John Lee menambahkan bahwa selama beberapa tahun terakhir, Hong Kong telah secara sistematis membangun sistem pengawasan aset digital, dengan tujuan mendorong ekspansi industri Web3 berdasarkan kepatuhan, transparansi, dan keberlanjutan. Ia menekankan bahwa Hong Kong juga menghubungkan pasar keuangan daratan China dan internasional, dan di bawah sistem “Satu Negara Dua Sistem” memiliki keunggulan ganda yang sulit ditiru oleh kota lain, sehingga memiliki daya saing unik dalam inovasi aset virtual, aliran modal, dan stabilitas sistem.
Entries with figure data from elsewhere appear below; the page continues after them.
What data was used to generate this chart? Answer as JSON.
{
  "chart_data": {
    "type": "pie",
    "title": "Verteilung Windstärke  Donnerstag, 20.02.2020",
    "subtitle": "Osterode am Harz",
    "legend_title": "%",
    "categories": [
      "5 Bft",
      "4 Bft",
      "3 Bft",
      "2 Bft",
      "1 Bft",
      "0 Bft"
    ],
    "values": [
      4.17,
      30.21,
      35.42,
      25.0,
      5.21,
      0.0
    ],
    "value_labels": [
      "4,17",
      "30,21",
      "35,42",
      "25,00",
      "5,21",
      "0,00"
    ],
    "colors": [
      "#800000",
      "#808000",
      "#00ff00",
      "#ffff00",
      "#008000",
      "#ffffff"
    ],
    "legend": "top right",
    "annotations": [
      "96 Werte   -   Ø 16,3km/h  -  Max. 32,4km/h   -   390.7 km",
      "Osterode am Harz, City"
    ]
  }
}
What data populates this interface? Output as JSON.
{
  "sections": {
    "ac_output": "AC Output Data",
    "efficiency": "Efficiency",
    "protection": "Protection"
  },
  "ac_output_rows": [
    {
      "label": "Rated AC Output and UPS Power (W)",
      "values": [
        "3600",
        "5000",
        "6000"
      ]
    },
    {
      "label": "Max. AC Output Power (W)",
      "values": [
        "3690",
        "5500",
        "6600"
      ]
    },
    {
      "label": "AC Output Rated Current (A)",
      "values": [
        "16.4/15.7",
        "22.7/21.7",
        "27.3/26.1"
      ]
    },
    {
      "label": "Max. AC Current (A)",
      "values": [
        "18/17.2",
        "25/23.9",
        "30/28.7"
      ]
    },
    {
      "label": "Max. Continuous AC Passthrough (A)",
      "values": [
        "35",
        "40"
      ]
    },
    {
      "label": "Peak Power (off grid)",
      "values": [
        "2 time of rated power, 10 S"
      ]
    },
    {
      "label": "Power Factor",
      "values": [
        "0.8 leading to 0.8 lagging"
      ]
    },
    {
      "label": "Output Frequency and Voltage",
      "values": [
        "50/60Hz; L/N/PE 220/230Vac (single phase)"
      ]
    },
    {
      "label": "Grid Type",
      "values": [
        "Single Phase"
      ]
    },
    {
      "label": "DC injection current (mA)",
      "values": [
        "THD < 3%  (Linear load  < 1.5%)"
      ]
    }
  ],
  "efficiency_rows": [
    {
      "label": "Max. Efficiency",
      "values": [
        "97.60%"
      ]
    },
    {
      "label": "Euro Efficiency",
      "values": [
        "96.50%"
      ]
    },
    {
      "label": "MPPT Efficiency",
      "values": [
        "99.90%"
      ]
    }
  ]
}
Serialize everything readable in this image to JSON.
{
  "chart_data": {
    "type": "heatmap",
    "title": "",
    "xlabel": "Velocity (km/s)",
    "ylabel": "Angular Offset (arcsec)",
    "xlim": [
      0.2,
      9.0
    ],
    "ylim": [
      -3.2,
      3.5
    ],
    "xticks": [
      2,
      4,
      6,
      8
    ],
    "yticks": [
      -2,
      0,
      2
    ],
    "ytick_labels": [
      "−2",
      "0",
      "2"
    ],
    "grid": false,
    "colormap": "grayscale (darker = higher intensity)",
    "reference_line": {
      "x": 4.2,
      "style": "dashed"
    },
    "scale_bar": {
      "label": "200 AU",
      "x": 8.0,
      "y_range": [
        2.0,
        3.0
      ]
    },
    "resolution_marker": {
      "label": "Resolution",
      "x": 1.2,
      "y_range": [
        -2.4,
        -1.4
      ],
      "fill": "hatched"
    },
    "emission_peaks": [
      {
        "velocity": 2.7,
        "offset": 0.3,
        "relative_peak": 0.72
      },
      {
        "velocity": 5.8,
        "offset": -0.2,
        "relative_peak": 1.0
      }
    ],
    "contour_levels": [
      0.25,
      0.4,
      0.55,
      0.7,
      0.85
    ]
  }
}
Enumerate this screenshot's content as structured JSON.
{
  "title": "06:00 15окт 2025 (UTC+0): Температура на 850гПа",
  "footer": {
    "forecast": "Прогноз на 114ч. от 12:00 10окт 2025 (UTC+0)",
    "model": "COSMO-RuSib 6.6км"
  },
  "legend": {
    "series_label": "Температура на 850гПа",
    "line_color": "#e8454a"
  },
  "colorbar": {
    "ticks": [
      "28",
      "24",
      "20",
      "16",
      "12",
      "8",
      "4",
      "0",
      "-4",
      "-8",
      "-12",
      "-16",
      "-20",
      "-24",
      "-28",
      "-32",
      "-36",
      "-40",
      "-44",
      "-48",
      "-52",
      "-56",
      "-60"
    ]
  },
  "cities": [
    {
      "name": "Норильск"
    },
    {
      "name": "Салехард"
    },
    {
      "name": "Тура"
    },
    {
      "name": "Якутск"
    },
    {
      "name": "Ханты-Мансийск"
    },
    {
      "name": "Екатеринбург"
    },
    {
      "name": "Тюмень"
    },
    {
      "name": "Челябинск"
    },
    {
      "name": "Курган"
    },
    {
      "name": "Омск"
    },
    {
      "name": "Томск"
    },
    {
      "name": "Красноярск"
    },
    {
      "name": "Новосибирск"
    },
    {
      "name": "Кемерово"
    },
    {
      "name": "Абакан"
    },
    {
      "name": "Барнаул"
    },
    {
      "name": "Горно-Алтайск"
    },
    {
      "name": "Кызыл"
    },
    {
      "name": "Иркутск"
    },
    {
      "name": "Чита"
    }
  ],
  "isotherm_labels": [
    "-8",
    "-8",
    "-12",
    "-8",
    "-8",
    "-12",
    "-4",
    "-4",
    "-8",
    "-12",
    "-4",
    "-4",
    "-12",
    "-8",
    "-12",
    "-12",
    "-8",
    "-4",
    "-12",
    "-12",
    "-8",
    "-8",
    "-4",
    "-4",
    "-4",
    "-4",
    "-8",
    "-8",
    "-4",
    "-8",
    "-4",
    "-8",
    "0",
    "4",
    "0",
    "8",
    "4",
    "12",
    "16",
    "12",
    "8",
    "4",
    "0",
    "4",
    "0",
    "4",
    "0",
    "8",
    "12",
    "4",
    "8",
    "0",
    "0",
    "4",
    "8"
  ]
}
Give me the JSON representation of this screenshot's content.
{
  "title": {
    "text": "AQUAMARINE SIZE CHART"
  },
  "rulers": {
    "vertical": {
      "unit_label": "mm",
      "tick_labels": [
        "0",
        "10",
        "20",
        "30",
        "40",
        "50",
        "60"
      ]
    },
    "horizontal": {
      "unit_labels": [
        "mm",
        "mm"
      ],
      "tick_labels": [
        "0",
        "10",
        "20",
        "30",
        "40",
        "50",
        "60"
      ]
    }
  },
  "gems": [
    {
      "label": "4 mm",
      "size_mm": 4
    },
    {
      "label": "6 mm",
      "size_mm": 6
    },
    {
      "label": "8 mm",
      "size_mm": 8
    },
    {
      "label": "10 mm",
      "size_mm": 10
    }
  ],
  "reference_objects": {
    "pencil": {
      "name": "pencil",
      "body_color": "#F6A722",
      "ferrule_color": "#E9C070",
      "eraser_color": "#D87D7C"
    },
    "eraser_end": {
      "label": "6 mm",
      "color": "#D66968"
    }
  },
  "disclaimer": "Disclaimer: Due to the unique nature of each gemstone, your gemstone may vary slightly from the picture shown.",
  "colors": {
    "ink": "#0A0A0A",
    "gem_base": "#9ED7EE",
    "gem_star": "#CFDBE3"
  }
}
Dalam kebijakan, Hong Kong telah merilis pernyataan regulasi aset digital tahun lalu dan terus menyempurnakan mekanisme pengawasan stablecoin. John Lee mengonfirmasi bahwa Otoritas Pengelolaan Keuangan Hong Kong akan segera mengeluarkan lisensi penerbitan stablecoin kepada lembaga yang mematuhi regulasi, dan lisensi pertama diperkirakan akan diberikan paling cepat bulan depan. Langkah ini dipandang sebagai langkah penting dalam mendorong sistem stablecoin yang sesuai regulasi, serta mendukung pembayaran lintas batas dan keuangan berbasis blockchain.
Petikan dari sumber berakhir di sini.